On the issue that the application cited the wrong provisions, I am guided by the case of Republic =VS= Anti- Counterfeit Agency & 2 others Ex- Parte Surgipharm ltd Nairobi High Court Miscellaneous application no. 11 of 2012 (2014) EKLR where ODUNGA J. had this to say:
" However, in light of the provisions of Article 159 (2)(d) of the Constitution the mere fact that a party cites the wrong provisions of the law ought not to deprive the court of a jurisdiction where such jurisdiction exists. As I have demonstrated above jurisdiction to review or set aside orders made in judicial review proceeding exist hence the mere fact that the instant application is expressed to be brought under order 45 in my view does not render the application fatally defective or incompetent".
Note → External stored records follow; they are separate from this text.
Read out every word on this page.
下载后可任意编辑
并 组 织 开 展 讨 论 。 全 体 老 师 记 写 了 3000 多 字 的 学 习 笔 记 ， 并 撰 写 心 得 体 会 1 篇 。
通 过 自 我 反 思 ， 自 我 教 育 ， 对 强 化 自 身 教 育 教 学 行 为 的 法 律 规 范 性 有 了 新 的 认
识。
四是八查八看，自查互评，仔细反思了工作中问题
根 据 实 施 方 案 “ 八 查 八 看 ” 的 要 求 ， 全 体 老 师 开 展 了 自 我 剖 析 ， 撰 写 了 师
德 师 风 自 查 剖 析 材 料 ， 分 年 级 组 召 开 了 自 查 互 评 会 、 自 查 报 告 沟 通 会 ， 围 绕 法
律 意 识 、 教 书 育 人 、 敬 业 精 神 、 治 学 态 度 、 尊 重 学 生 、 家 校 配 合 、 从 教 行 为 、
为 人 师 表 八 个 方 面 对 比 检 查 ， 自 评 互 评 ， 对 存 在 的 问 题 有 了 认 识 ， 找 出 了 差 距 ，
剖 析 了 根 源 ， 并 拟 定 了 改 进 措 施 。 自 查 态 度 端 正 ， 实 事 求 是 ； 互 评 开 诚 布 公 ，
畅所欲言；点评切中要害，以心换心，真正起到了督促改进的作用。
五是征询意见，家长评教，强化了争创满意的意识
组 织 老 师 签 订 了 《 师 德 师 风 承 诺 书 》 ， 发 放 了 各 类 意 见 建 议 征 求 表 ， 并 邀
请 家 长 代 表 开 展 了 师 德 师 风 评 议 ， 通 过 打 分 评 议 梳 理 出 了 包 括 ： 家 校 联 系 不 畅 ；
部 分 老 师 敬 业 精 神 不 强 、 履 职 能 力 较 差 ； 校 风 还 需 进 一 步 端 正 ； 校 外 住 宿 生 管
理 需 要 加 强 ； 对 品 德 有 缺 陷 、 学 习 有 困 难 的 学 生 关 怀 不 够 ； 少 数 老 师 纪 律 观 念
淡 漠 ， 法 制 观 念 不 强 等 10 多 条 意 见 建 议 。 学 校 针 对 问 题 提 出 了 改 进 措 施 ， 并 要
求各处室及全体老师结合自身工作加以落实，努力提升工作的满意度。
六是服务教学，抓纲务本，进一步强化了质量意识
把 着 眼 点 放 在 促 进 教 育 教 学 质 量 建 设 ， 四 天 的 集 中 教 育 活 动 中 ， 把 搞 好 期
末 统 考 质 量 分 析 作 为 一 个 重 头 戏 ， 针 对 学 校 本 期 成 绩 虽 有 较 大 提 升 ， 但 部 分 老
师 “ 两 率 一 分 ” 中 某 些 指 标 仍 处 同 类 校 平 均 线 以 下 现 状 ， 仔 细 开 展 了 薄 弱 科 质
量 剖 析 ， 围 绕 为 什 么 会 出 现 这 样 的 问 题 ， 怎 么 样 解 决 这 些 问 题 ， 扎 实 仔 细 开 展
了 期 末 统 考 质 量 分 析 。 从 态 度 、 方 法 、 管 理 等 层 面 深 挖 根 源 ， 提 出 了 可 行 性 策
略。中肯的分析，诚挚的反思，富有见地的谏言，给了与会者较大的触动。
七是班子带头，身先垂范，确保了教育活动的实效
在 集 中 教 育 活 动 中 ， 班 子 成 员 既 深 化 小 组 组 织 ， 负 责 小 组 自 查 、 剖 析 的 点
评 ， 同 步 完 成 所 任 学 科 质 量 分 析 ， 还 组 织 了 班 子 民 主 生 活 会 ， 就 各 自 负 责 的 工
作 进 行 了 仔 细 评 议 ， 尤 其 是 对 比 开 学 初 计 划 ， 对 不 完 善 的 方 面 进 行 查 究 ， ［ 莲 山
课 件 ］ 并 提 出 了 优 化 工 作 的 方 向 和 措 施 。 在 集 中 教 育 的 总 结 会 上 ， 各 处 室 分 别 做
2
It is good order to cite the correct provisions of the law while filing applications but if the wrong provisions are cited by mistake, then this can be rectified and may not be fatal to the applications as it does not go to the substance of the case. I find that this is a non-issue which cannot affect the jurisdiction of the court to handle an application.
On the last issue on transfer of the case I find that the Chief Magistrates Court where the suit was filed has jurisdiction to hear and determine the matter where the applicant can raise all the issues of law and limitation of actions within the trial. Having said that I find that the application lacks merit and is dismissed with no orders as to costs.
DATED and DELIVERED at ELDORET this 8th DAY OF October, 2019.
M. A. ODENY
JUDGE
RULING READin open court in the presence of Miss.Tum for Respondent and Miss.Kibichy holding brief for Birir for Applicant.